The neuropathology of T. gondii infection acquired after birth has been less completely described except for cases of immunosuppression, such as AIDS. In one of the few cases reported, a 6-year-old boy died from acute toxoplasma encephalitis and was autopsied one hour after death. According to the report, “there was no gross pathologic change . . . [and] the paucity of microscopic abnormalities was equally surprising.” The author concluded: “It is also remarkable how the observations in this case differ from the extensive, gross and microscopic changes which have been observed in the one proved case of ‘congenital’ encephalitis due to toxoplasma (Sabin AB, Toxoplasmic encephalitis in children, JAMA 1941;116:801–807). Other case reports have also noted the paucity of CNS findings in adult toxoplasmosis; however, one study reported widespread pathological findings in other organs, including the liver and spleen (Callahan WP, Russell WO, Smith MG, Human toxoplasmosis: a clinicopathologic study with presentation of five cases and review of the literature, Medicine 1946;25:343–397).
T. gondii is known to be highly neurotropic and to infect both neurons and astrocytes (Halonen SK, Lyman WD, Chiu FC, Growth and development of Toxoplasma gondii in human neurons and astrocytes, J Neuropath Exp Neurol 1996;55:1150–1156; Cruzet C, Robert F, Roisin MP et al., Neurons in primary culture are less efficiently infected by Toxoplasma gondii than glial cells, Parasitol Res 1998;84:25–30). In non-immunosuppressed individuals who are diagnosed with acute toxoplasmic encephalitis, the CSF shows moderately elevated protein, normal glucose levels, and T. gondii “is rarely isolated from the CSF.” Necrosis and an intense inflammatory reaction are seen on autopsy (Post MJD, Chan JC, Hensley GT, Toxoplasma encephalitis in Haitian adults with acquired immunodeficiency syndrome: a clinical-pathologic-CT correlation, Am J Roentgenol 1983;140:861–868). In immunosuppressed individuals, T. gondii may cause an acute necrotizing encephalitis that is most severe in the frontal and parietal lobes, basal ganglia, and thalamus (Shankar SK, Mahadevan A, Satishchandra P et al., Neuropathology of HIV/AIDS with an overview of the Indian scene, Indian J Med Res 2005;121:468–488; Dellacasa-Lindberg I, Hitziger N, Barragan A, Localized recrudescence of Toxoplasma infections in the central nervous system of immunocompromised mice assessed by in vivo bioluminescence imaging, Microbes Infect 2007;9:1291–1298).
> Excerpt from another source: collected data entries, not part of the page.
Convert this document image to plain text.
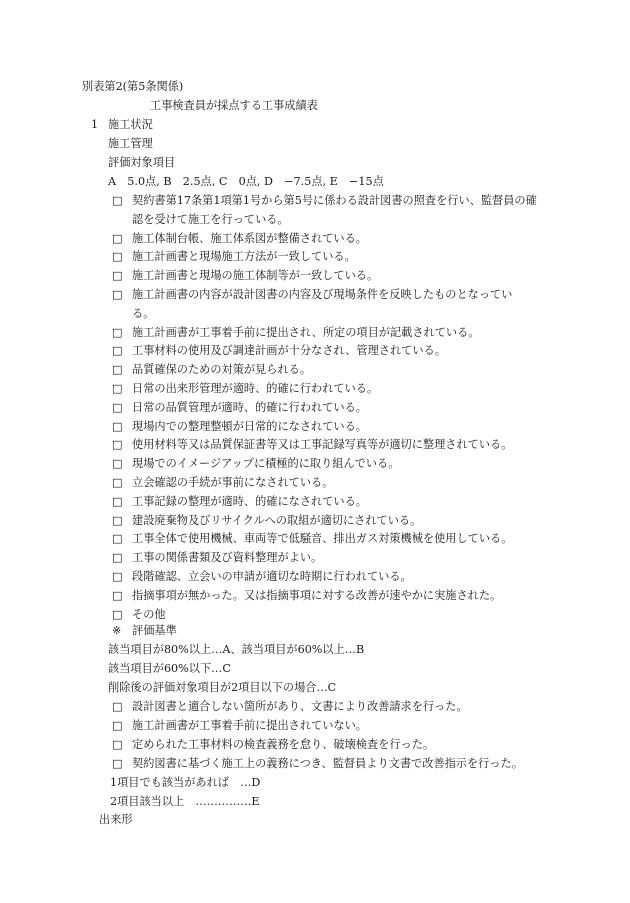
別表第2(第5条関係)
工事検査員が採点する工事成績表
1 施工状況
施工管理
評価対象項目
A　5.0点, B　2.5点, C　0点, D　−7.5点, E　−15点
□ 契約書第17条第1項第1号から第5号に係わる設計図書の照査を行い、監督員の確
認を受けて施工を行っている。
□ 施工体制台帳、施工体系図が整備されている。
□ 施工計画書と現場施工方法が一致している。
□ 施工計画書と現場の施工体制等が一致している。
□ 施工計画書の内容が設計図書の内容及び現場条件を反映したものとなってい
る。
□ 施工計画書が工事着手前に提出され、所定の項目が記載されている。
□ 工事材料の使用及び調達計画が十分なされ、管理されている。
□ 品質確保のための対策が見られる。
□ 日常の出来形管理が適時、的確に行われている。
□ 日常の品質管理が適時、的確に行われている。
□ 現場内での整理整頓が日常的になされている。
□ 使用材料等又は品質保証書等又は工事記録写真等が適切に整理されている。
□ 現場でのイメージアップに積極的に取り組んでいる。
□ 立会確認の手続が事前になされている。
□ 工事記録の整理が適時、的確になされている。
□ 建設廃棄物及びリサイクルへの取組が適切にされている。
□ 工事全体で使用機械、車両等で低騒音、排出ガス対策機械を使用している。
□ 工事の関係書類及び資料整理がよい。
□ 段階確認、立会いの申請が適切な時期に行われている。
□ 指摘事項が無かった。又は指摘事項に対する改善が速やかに実施された。
□ その他
※ 評価基準
該当項目が80%以上…A、該当項目が60%以上…B
該当項目が60%以下…C
削除後の評価対象項目が2項目以下の場合…C
□ 設計図書と適合しない箇所があり、文書により改善請求を行った。
□ 施工計画書が工事着手前に提出されていない。
□ 定められた工事材料の検査義務を怠り、破壊検査を行った。
□ 契約図書に基づく施工上の義務につき、監督員より文書で改善指示を行った。
1項目でも該当があれば　…D
2項目該当以上　……………E
出来形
Less information is available on the neuropathology of individuals chronically infected with T. gondii with bradyzoites. A study of 46 postmortem cases of AIDS patients with T. gondii infection reported “one case with intact tissue cysts in the parietal white matter as the only histopathologically identifiable lesion” (Strittmatter C, Lang W, Wiestler OD et al., The changing pattern of human immunodeficiency virus-associated cerebral toxoplasmosis: a study of 46 postmortem cases, Acta Neuropathol 1992;83:475–481).
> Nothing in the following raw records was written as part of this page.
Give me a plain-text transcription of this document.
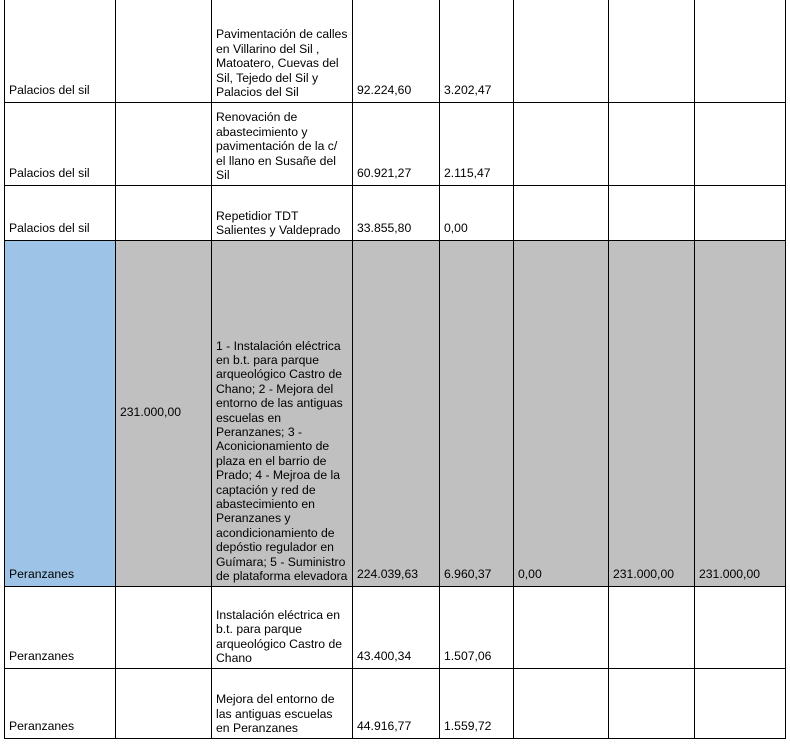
Palacios del sil		Pavimentación de calles en Villarino del Sil , Matoatero, Cuevas del Sil, Tejedo del Sil y Palacios del Sil	92.224,60	3.202,47			
Palacios del sil		Renovación de abastecimiento y pavimentación de la c/ el llano en Susañe del Sil	60.921,27	2.115,47			
Palacios del sil		Repetidior TDT Salientes y Valdeprado	33.855,80	0,00			
Peranzanes	231.000,00	1 - Instalación eléctrica en b.t. para parque arqueológico Castro de Chano; 2 - Mejora del entorno de las antiguas escuelas en Peranzanes; 3 - Aconicionamiento de plaza en el barrio de Prado; 4 - Mejroa de la captación y red de abastecimiento en Peranzanes y acondicionamiento de depóstio regulador en Guímara; 5 - Suministro de plataforma elevadora	224.039,63	6.960,37	0,00	231.000,00	231.000,00
Peranzanes		Instalación eléctrica en b.t. para parque arqueológico Castro de Chano	43.400,34	1.507,06			
Peranzanes		Mejora del entorno de las antiguas escuelas en Peranzanes	44.916,77	1.559,72			
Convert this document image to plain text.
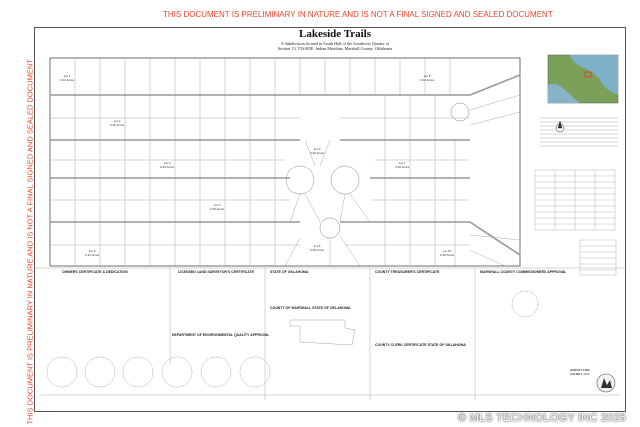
THIS DOCUMENT IS PRELIMINARY IN NATURE AND IS NOT A FINAL SIGNED AND SEALED DOCUMENT
THIS DOCUMENT IS PRELIMINARY IN NATURE AND IS NOT A FINAL SIGNED AND SEALED DOCUMENT
Lakeside Trails
A Subdivision located in South Half of the Southwest Quarter of
Section 13, T5S-R5E, Indian Meridian, Marshall County, Oklahoma
Lot 1
0.30 Acres
Lot 2
0.30 Acres
Lot 3
0.30 Acres
Lot 4
0.30 Acres
Lot 5
0.30 Acres
Lot 6
0.30 Acres
Lot 7
0.30 Acres
Lot 8
0.30 Acres
Lot 9
0.30 Acres
Lot 10
0.30 Acres
OWNERS CERTIFICATE & DEDICATION	LICENSED LAND SURVEYOR'S CERTIFICATE	STATE OF OKLAHOMA
COUNTY OF MARSHALL STATE OF OKLAHOMA
COUNTY TREASURER'S CERTIFICATE	MARSHALL COUNTY COMMISSIONERS APPROVAL
DEPARTMENT OF ENVIRONMENTAL QUALITY APPROVAL
COUNTY CLERK CERTIFICATE STATE OF OKLAHOMA
SURVEY FOR:
CALBEY, LLC
© MLS TECHNOLOGY INC 2025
- Neuropath studies of T. gondii in schizophrenia
One study has been carried out. Conejero-Goldberg studied the orbital frontal cortex of postmortem specimens from 14 individuals with schizophrenia, 11 with other psychiatric diagnoses, and 26 normal controls. The primers “were designed to amplify a conserved region in the parasitic genome and a fragment of the hsp/Bag1gene (a bradyzoite-expressed gene)” using a nested polymerase chain reaction. All specimens were negative (Conejero-Goldberg C, Torrey EF, Yolken RH, Herpesviruses and Toxoplasma gondii in orbital frontal cortex of psychiatric patients, Schizophr Res 2003;60:65–69).